Heber J. Grant, Conference Report, October 1942, pp. 24-26
I am grateful beyond my power of expression for the faith and prayers of the people and for the blessings of the Lord in my behalf. For two and one-half years I have been gaining a little since I became ill. I have been home since that illness overtook me a little longer than two years, and when people have asked me how I am, I have said, "Better than I was yesterday," and this is really true—I have been gaining a little all the time. To begin with I could not move my left leg or my left arm. The doctors said it was not a paralytic stroke, but it must have been at least a second cousin to it. I could walk upstairs only one step at a time and drag my left leg up. Now, I can walk up and down stairs. I can walk across the floor without scraping my foot on the carpet; I can throw my left leg over my right one with perfect ease, and back again; my improvement is very remarkable considering the condition I was in, and I attribute it to the prayers of the Saints in my behalf. I am grateful to them beyond expression, and I am grateful to the doctors who have so very kindly taken care of me in California and here at home. I am truly appreciative of the interest they have taken in my behalf. I feel almost normal.
I have decided to tell in detail one or two very remarkable things that have happened in my life.
I was made one of the apostles in October, 1882. On the 6th of October, 1882, I met Brother George Teasdale at the south gate of the temple.

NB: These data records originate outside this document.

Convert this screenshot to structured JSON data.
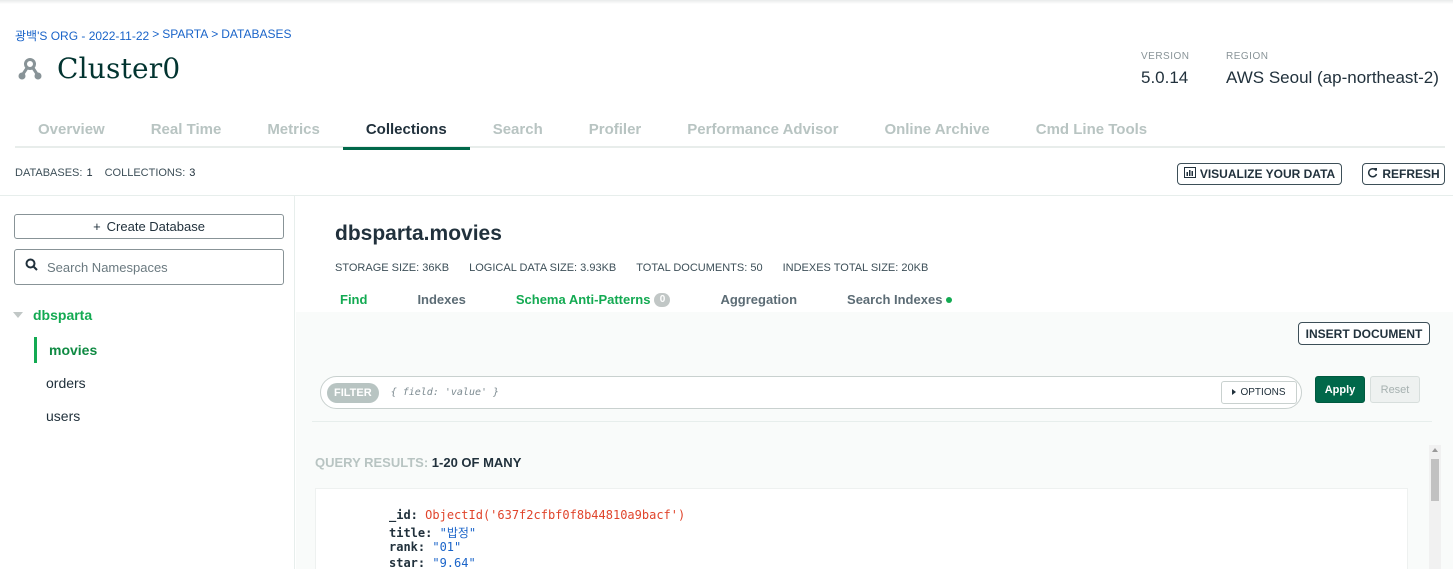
{
  "breadcrumb": [
    "광백'S ORG - 2022-11-22",
    "SPARTA",
    "DATABASES"
  ],
  "breadcrumb_sep": ">",
  "cluster": {
    "name": "Cluster0",
    "icon": "cluster-icon",
    "version_label": "VERSION",
    "version": "5.0.14",
    "region_label": "REGION",
    "region": "AWS Seoul (ap-northeast-2)"
  },
  "tabs": [
    {
      "label": "Overview",
      "active": false
    },
    {
      "label": "Real Time",
      "active": false
    },
    {
      "label": "Metrics",
      "active": false
    },
    {
      "label": "Collections",
      "active": true
    },
    {
      "label": "Search",
      "active": false
    },
    {
      "label": "Profiler",
      "active": false
    },
    {
      "label": "Performance Advisor",
      "active": false
    },
    {
      "label": "Online Archive",
      "active": false
    },
    {
      "label": "Cmd Line Tools",
      "active": false
    }
  ],
  "stats": {
    "databases_label": "DATABASES:",
    "databases": "1",
    "collections_label": "COLLECTIONS:",
    "collections": "3"
  },
  "toolbar": {
    "visualize_label": "VISUALIZE YOUR DATA",
    "refresh_label": "REFRESH"
  },
  "sidebar": {
    "create_label": "Create Database",
    "search_placeholder": "Search Namespaces",
    "database": "dbsparta",
    "collections": [
      {
        "name": "movies",
        "active": true
      },
      {
        "name": "orders",
        "active": false
      },
      {
        "name": "users",
        "active": false
      }
    ]
  },
  "namespace": {
    "title": "dbsparta.movies",
    "storage_size": "STORAGE SIZE: 36KB",
    "logical_size": "LOGICAL DATA SIZE: 3.93KB",
    "total_documents": "TOTAL DOCUMENTS: 50",
    "indexes_size": "INDEXES TOTAL SIZE: 20KB"
  },
  "subtabs": {
    "find": "Find",
    "indexes": "Indexes",
    "schema": "Schema Anti-Patterns",
    "schema_count": "0",
    "aggregation": "Aggregation",
    "search_indexes": "Search Indexes"
  },
  "query": {
    "insert_label": "INSERT DOCUMENT",
    "filter_label": "FILTER",
    "filter_placeholder": "{ field: 'value' }",
    "options_label": "OPTIONS",
    "apply_label": "Apply",
    "reset_label": "Reset",
    "results_label": "QUERY RESULTS:",
    "results_value": "1-20 OF MANY"
  },
  "document": {
    "id_key": "_id:",
    "id_value": "ObjectId('637f2cfbf0f8b44810a9bacf')",
    "title_key": "title:",
    "title_value": "\"밥정\"",
    "rank_key": "rank:",
    "rank_value": "\"01\"",
    "star_key": "star:",
    "star_value": "\"9.64\""
  },
  "colors": {
    "accent_green": "#00684a",
    "link_blue": "#1a64c9",
    "active_green": "#13aa52",
    "objectid_red": "#e0442b"
  }
}
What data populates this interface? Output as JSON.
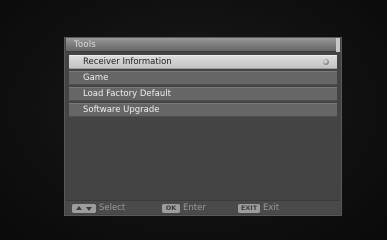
{
  "panel": {
    "title": "Tools"
  },
  "menu": {
    "items": [
      {
        "label": "Receiver Information",
        "selected": true
      },
      {
        "label": "Game",
        "selected": false
      },
      {
        "label": "Load Factory Default",
        "selected": false
      },
      {
        "label": "Software Upgrade",
        "selected": false
      }
    ]
  },
  "footer": {
    "select": {
      "key_icon": "up-down-arrows-icon",
      "label": "Select"
    },
    "enter": {
      "key_text": "OK",
      "label": "Enter"
    },
    "exit": {
      "key_text": "EXIT",
      "label": "Exit"
    }
  },
  "colors": {
    "panel_bg": "#444444",
    "selected_row": "#d0d0d0",
    "row_bg": "#666666"
  }
}
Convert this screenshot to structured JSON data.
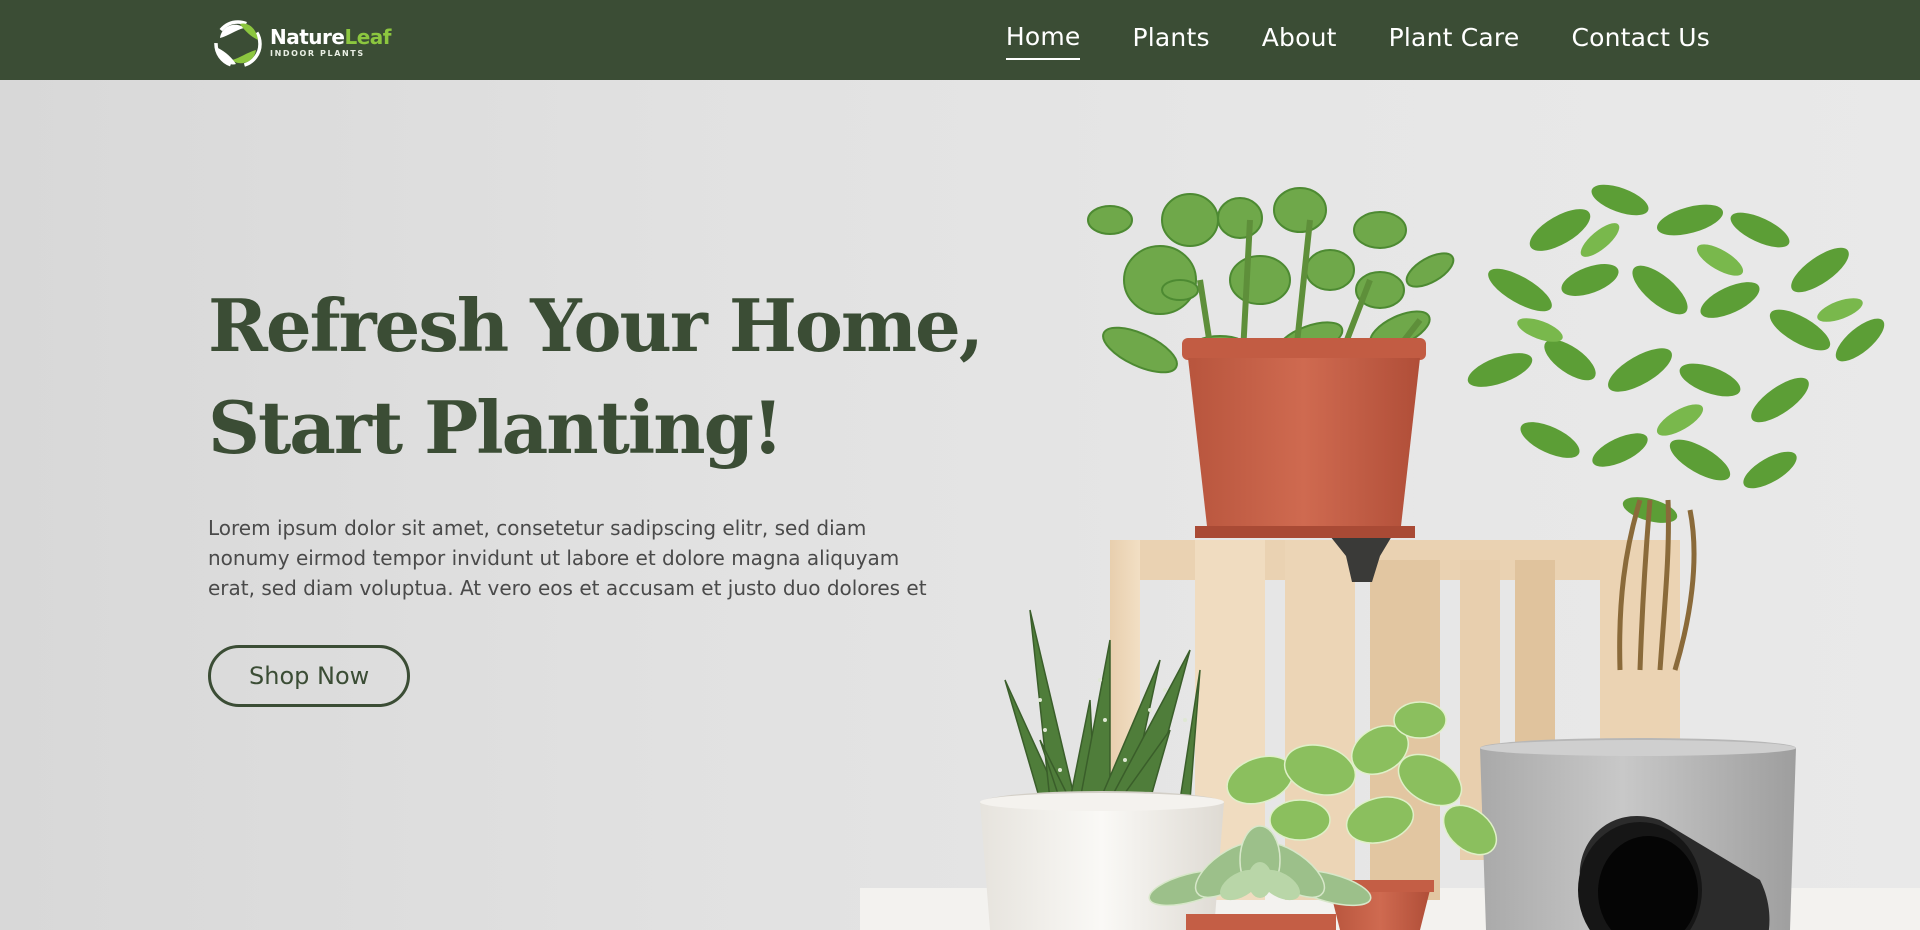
{
  "brand": {
    "name_part1": "Nature",
    "name_part2": "Leaf",
    "tagline": "INDOOR PLANTS",
    "colors": {
      "primary": "#3b4d35",
      "accent": "#8cc63f",
      "nav_text": "#ffffff"
    }
  },
  "nav": {
    "items": [
      {
        "label": "Home",
        "active": true
      },
      {
        "label": "Plants",
        "active": false
      },
      {
        "label": "About",
        "active": false
      },
      {
        "label": "Plant Care",
        "active": false
      },
      {
        "label": "Contact Us",
        "active": false
      }
    ]
  },
  "hero": {
    "headline_line1": "Refresh Your Home,",
    "headline_line2": "Start Planting!",
    "body": "Lorem ipsum dolor sit amet, consetetur sadipscing elitr, sed diam nonumy eirmod tempor invidunt ut labore et dolore magna aliquyam erat, sed diam voluptua. At vero eos et accusam et justo duo dolores et",
    "cta_label": "Shop Now",
    "image": "potted-plants-illustration"
  }
}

His face lit up, and he said: "Brother Grant, you and I"—very enthusiastically—and then he commenced coughing and choking, and went on into meeting and did not finish his sentence. It came to me as plainly as though he had said the words: "Are going to be chosen this afternoon to fill the vacancies in the Quorum of the Twelve Apostles."
I went to the meeting and my head swelled, and I thought to myself, "Well, I am going to be one of the apostles," and I was willing to vote for myself, but the conference adjourned without anyone being chosen.
Ten days later I received a telegram saying, "You must be in Salt Lake tomorrow without fail." I was then president of Tooele Stake. The telegram came from my partner, Nephi W. Clayton. When I got to the depot, I said: "Nephi, why on earth are you calling me back here? I had an appointment out in Tooele Stake."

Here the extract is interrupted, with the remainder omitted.